Up in the air again, from Manchester airport heading roughly north-west, though not very far (so if you want, you can deduce where I travelled to before I post from t/here tomorrow). Not long after take off, visual interest was added to the flight to the south, where this cloudscape revealed itself. I wasn’t sure at the time where this might be but a subsequent look at the map suggests the hills in the background must be Snowdonia, in the north-west corner of Wales. It’s the general golden wash that I like about this photo, however. Far better weather up there than down on the ground today — as is often the case, of course.
I am speaking at a conference this weekend, so today was my first flight since the EasyJet Iceland debacle back in July. (Never ever again, EasyJet.) Fortunately all went perfectly today. As to where I flew to — well, you can find that out tomorrow. The flight meant it was my first opportunity in those four months to get shots like this. All of Europe seemed to be covered in cloud today; only these peaks made it up above the grey. I don’t know exactly where this is, somewhere toward the eastern end of the Alps so maybe Austria or Slovenia, but this will have to join the list of locations in which I can’t even identify a country for certain.
I needed to at least try to clear my head, in various ways. Sometimes I think that my project to walk all the Lake District twice has been over-extended, that I’d like to finish it now, or at least earlier than projected (which is some point in 2021). Then I go, and I remember why I go.
I like the walker visible on this shot, just past where the curving path seems to disappear higher up. Gives it a grander sense of scale. The valley is Borrowdale.
If you think I was staying in and working on a day like this — you obviously don’t know me very well.
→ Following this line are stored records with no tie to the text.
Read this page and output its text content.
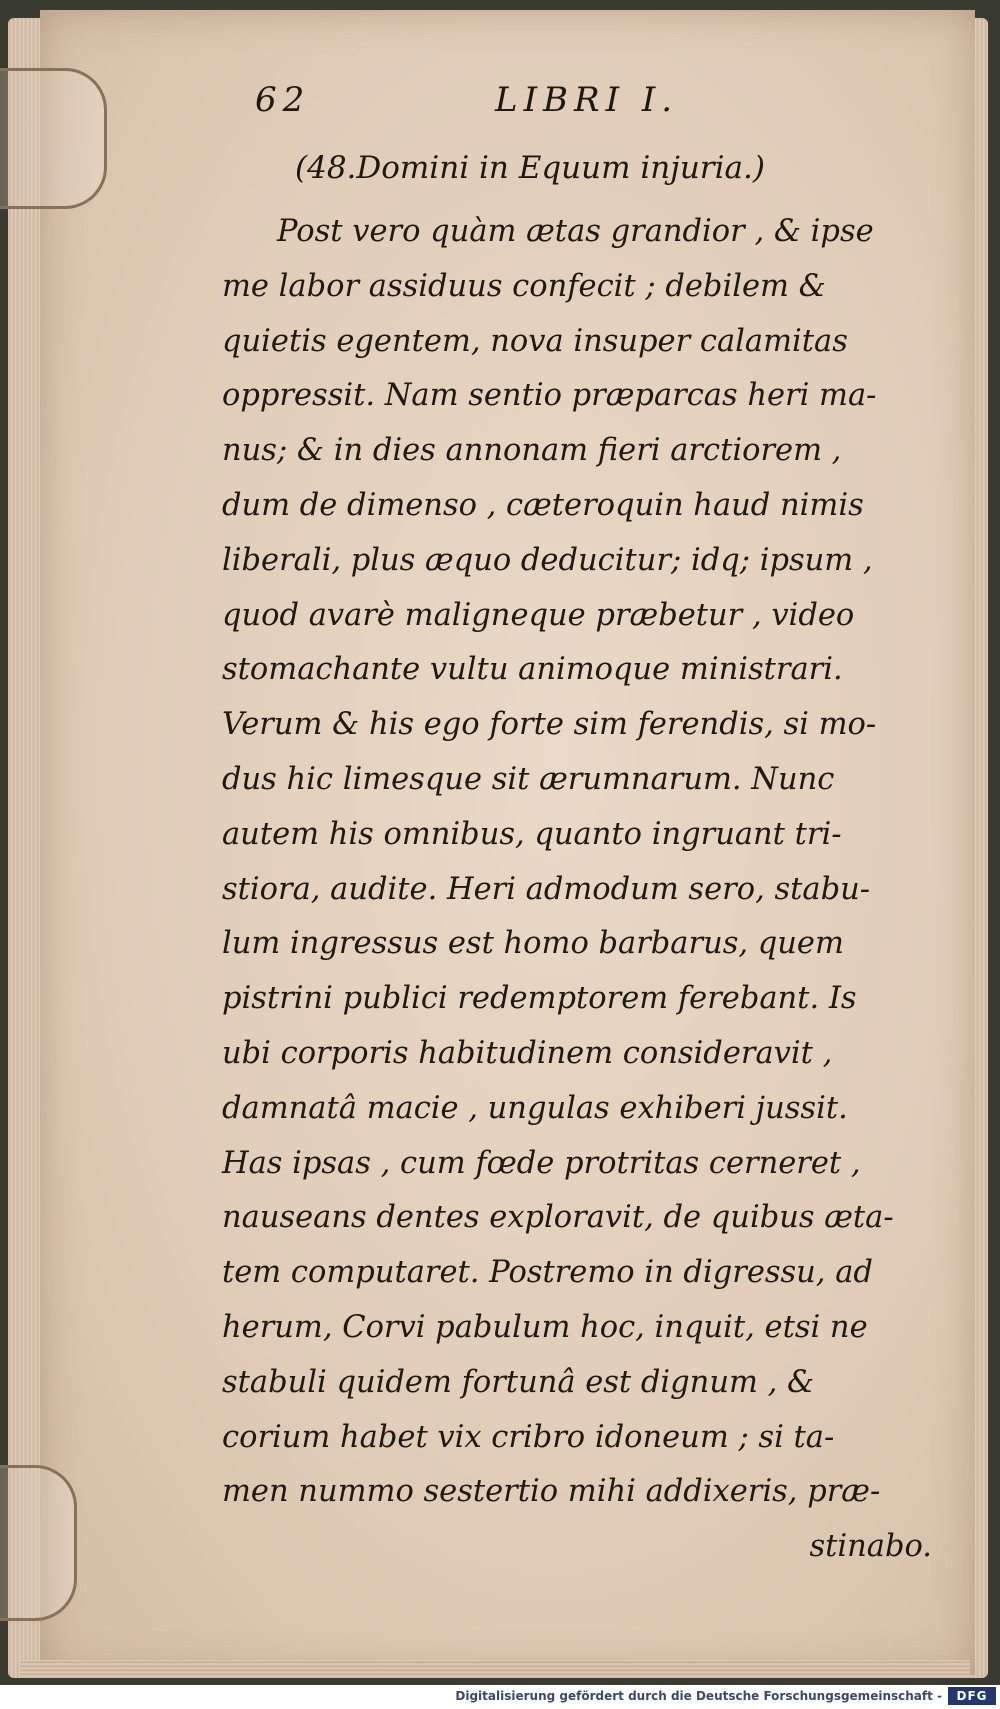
62	LIBRI I.
(48.Domini in Equum injuria.)
Post vero quàm ætas grandior , & ipse
me labor assiduus confecit ; debilem &
quietis egentem, nova insuper calamitas
oppressit. Nam sentio præparcas heri ma-
nus; & in dies annonam fieri arctiorem ,
dum de dimenso , cæteroquin haud nimis
liberali, plus æquo deducitur; idq; ipsum ,
quod avarè maligneque præbetur , video
stomachante vultu animoque ministrari.
Verum & his ego forte sim ferendis, si mo-
dus hic limesque sit ærumnarum. Nunc
autem his omnibus, quanto ingruant tri-
stiora, audite. Heri admodum sero, stabu-
lum ingressus est homo barbarus, quem
pistrini publici redemptorem ferebant. Is
ubi corporis habitudinem consideravit ,
damnatâ macie , ungulas exhiberi jussit.
Has ipsas , cum fœde protritas cerneret ,
nauseans dentes exploravit, de quibus æta-
tem computaret. Postremo in digressu, ad
herum, Corvi pabulum hoc, inquit, etsi ne
stabuli quidem fortunâ est dignum , &
corium habet vix cribro idoneum ; si ta-
men nummo sestertio mihi addixeris, præ-
stinabo.
Digitalisierung gefördert durch die Deutsche Forschungsgemeinschaft -	DFG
This picture is taken from around 3,000 feet up, on Skiddaw, fourth-highest mountain in England, yet with almost no wind today it wasn’t even particularly cold. A glorious day: can the rest of 2019 be like this please?
On a day of ideal walking weather, the Lake District was not a place to go to for the solitude — at least, not the parts of it that I hung out in, namely Great Langdale and the 2816 feet (858m) summit of Crinkle Crags, one of Wainwright’s “Top SIx Fells”. But I cannot begrudge anyone else their enjoyment of the fine conditions today. We are just the same, after all.